Enviada em 01/12/2020
O século XXI é marcado pela internet, que revolucionou o mundo, uma vez que o acesso a informações é mais rápido. Entretanto, a tecnologia também facilitou o uso inadequado, por parte dos publicitários, das propagandas infantis em questão no Brasil, já que a má influência midiática somada à falta de conhecimento das crianças sobre o assunto agravam essa problemática.
Nessa perspectiva, de acordo com a executiva Andressa Pellanda, por meio da manipulação midiática muitas crianças almejam produtos que não são essenciais para elas. Seguindo essa lógica, Pierre Bordieu citava que o que foi criado para ser instrumento de democracia não deve ser convertido em mecanismos de opressão. Logo, é valido concluir que as propagandas voltadas para o público infantil são opressivas, tendo em vista que várias crianças desejam os itens porque procuram uma felicidade inexistente, criada nos comercias para atraí-las, o que é antidemocrático ao torná-las necessitadas dos objetos para sentirem-se falsamente felizes.

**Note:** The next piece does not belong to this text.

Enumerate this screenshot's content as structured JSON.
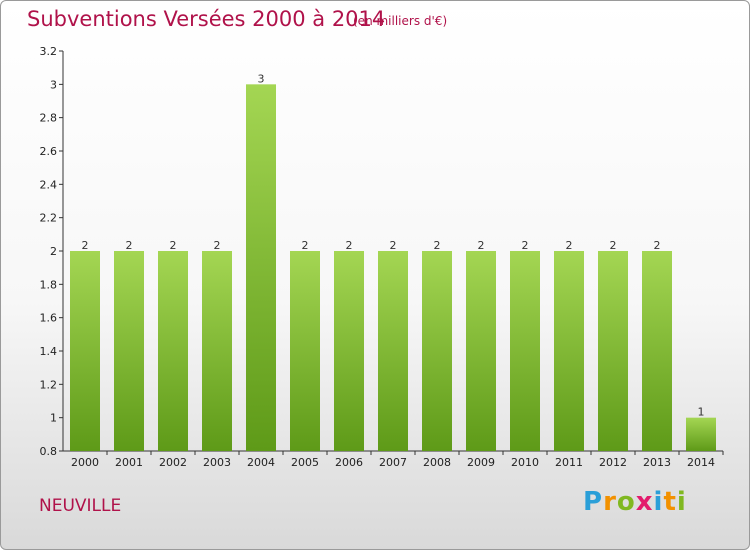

Por conseguinte, a inocência infantil diante dos anúncios é consequência direta da ausência de uma aprendizagem voltada para esse público sobre a eloquência das publicidades, segundo o estudioso Silva Vasconcelos. Diante disso, é válido saber que, no país, todas as propagandas aprovadas passam somente por uma autorregulamentação – quando o Governo aprova as normas feitas pelo próprio setor publicitário. Em decorrência disso, as crianças estão mais expostas a propagandas abusivas, o que torna urgente o conhecimento delas sobre a persuasão dos anúncios, as tornando preparadas para julgarem o que é realmente necessário em suas vidas.

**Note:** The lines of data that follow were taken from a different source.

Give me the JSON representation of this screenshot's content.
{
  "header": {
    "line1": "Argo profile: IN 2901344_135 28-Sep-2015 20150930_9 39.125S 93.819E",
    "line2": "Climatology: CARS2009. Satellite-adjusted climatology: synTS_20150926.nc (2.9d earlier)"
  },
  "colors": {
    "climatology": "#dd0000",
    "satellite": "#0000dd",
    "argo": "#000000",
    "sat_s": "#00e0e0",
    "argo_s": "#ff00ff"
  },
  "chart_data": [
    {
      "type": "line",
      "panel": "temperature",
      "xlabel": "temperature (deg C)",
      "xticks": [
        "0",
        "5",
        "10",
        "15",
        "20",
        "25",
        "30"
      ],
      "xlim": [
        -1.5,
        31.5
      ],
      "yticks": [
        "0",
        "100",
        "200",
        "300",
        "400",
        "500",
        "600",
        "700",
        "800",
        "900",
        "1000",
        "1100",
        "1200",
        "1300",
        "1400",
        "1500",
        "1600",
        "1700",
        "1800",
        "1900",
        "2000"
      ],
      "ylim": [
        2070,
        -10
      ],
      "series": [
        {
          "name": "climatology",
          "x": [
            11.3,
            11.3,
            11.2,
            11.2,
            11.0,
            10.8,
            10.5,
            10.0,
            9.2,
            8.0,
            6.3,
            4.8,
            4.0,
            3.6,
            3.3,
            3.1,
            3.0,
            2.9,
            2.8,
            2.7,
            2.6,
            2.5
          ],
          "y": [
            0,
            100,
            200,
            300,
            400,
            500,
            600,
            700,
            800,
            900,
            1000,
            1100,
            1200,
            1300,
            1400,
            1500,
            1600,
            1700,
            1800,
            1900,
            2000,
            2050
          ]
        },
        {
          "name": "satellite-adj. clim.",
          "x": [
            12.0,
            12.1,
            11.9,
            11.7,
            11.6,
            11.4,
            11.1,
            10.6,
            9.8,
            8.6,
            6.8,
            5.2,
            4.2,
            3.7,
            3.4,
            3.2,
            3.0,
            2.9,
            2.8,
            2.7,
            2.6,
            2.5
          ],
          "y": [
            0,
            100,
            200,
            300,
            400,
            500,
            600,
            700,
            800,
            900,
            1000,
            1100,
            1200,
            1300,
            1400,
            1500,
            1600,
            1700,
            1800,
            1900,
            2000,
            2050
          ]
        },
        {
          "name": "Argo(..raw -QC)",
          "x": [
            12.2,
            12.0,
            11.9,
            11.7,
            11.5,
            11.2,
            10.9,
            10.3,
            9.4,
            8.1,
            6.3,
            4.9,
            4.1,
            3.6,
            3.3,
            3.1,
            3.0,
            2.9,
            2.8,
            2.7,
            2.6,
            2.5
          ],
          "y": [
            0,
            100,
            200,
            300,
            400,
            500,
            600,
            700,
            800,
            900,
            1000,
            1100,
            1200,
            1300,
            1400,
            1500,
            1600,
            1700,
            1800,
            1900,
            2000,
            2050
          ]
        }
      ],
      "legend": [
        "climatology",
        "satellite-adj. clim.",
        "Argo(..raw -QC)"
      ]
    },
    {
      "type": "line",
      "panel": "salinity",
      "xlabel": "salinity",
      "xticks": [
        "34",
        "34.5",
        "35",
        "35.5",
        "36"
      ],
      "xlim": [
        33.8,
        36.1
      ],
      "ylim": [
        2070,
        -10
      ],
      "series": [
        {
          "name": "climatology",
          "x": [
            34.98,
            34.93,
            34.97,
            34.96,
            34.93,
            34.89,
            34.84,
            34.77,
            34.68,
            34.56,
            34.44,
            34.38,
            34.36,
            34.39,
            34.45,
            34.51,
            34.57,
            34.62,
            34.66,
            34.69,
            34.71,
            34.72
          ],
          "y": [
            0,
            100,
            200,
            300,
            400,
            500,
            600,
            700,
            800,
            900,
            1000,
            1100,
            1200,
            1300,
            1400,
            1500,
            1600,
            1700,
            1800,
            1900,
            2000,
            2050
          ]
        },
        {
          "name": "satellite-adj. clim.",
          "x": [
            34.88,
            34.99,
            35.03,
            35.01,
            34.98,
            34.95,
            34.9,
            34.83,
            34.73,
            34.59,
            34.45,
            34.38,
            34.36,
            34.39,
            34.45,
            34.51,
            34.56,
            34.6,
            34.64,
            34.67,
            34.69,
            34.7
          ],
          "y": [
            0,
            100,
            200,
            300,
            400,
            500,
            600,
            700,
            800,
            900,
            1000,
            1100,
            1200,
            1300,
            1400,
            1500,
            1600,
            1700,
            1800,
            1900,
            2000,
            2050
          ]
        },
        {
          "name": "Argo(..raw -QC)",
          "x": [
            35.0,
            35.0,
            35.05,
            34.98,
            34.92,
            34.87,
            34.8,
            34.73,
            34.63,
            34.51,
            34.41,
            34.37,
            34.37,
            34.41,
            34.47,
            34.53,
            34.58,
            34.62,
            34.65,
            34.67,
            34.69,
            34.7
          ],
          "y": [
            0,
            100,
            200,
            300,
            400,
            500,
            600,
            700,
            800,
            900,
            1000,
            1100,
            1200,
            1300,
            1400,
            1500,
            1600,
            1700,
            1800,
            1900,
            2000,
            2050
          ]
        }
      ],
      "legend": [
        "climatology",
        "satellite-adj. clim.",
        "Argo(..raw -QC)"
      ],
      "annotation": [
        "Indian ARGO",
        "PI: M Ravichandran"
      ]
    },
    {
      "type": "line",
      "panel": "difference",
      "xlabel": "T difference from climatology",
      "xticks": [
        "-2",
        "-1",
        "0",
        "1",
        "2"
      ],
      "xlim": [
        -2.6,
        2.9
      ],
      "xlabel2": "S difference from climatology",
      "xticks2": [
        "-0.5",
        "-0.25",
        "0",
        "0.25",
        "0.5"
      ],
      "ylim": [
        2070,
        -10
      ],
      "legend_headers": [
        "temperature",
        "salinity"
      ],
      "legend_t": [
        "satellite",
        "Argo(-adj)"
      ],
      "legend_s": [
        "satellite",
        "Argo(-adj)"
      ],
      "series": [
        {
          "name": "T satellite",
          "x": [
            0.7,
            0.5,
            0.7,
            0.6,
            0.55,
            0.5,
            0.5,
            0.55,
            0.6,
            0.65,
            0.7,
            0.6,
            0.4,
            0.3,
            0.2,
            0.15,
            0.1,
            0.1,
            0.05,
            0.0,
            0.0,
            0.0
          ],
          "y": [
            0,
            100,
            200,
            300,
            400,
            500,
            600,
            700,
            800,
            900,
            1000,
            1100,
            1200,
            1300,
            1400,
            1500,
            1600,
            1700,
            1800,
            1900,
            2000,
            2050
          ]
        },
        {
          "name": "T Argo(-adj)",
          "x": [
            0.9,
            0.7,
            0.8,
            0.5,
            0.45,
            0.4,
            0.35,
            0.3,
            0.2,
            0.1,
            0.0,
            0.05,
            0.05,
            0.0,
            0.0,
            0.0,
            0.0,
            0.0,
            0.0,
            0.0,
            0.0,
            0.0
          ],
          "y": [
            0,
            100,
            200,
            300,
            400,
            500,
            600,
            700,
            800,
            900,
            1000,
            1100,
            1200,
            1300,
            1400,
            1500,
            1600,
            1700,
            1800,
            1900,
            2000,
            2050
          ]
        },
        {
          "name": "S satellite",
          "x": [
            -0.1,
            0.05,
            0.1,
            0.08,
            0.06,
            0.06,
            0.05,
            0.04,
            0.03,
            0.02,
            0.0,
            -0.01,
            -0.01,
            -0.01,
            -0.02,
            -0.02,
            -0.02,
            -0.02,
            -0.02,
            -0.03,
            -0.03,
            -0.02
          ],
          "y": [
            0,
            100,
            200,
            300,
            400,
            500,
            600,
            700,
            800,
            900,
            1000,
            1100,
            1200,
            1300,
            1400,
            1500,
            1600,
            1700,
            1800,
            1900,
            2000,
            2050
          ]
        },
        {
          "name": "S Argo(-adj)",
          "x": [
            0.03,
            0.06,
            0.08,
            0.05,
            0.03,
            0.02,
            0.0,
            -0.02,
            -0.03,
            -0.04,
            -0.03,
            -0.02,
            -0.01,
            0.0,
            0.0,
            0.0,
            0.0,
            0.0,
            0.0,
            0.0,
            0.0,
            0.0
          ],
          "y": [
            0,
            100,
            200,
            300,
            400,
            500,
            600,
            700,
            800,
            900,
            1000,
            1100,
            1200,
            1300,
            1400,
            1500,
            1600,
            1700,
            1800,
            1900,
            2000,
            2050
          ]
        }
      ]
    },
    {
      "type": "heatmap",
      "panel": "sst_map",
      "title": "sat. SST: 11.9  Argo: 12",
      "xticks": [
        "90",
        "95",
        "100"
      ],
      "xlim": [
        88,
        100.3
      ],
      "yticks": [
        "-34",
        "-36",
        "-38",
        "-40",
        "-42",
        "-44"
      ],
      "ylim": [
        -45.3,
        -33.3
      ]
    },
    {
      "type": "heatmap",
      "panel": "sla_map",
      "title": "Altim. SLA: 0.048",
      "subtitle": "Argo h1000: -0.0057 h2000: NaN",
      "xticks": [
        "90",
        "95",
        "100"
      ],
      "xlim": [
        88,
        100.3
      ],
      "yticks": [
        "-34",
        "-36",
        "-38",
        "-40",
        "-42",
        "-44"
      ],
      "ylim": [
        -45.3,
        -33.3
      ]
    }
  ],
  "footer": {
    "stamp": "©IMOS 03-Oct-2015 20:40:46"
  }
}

Portanto, medidas são necessárias para amenizar a situação. Para isso, urge que o Ministério da Educação forneça ao público infantil palestras sobre as propagandas, por meio de aulas extras, em escolas públicas e privadas, a fim de orientá-las sobre o útil e o fútil, para que elas entendam como funcionam os anúncios. Além disso, cabe ao Estado criar leis que inibam o uso exacerbado de persuasão nas publicidades. Somente assim, o país se encaixará mais na ideologia do filósofo Pierre Bordieu. democráticos.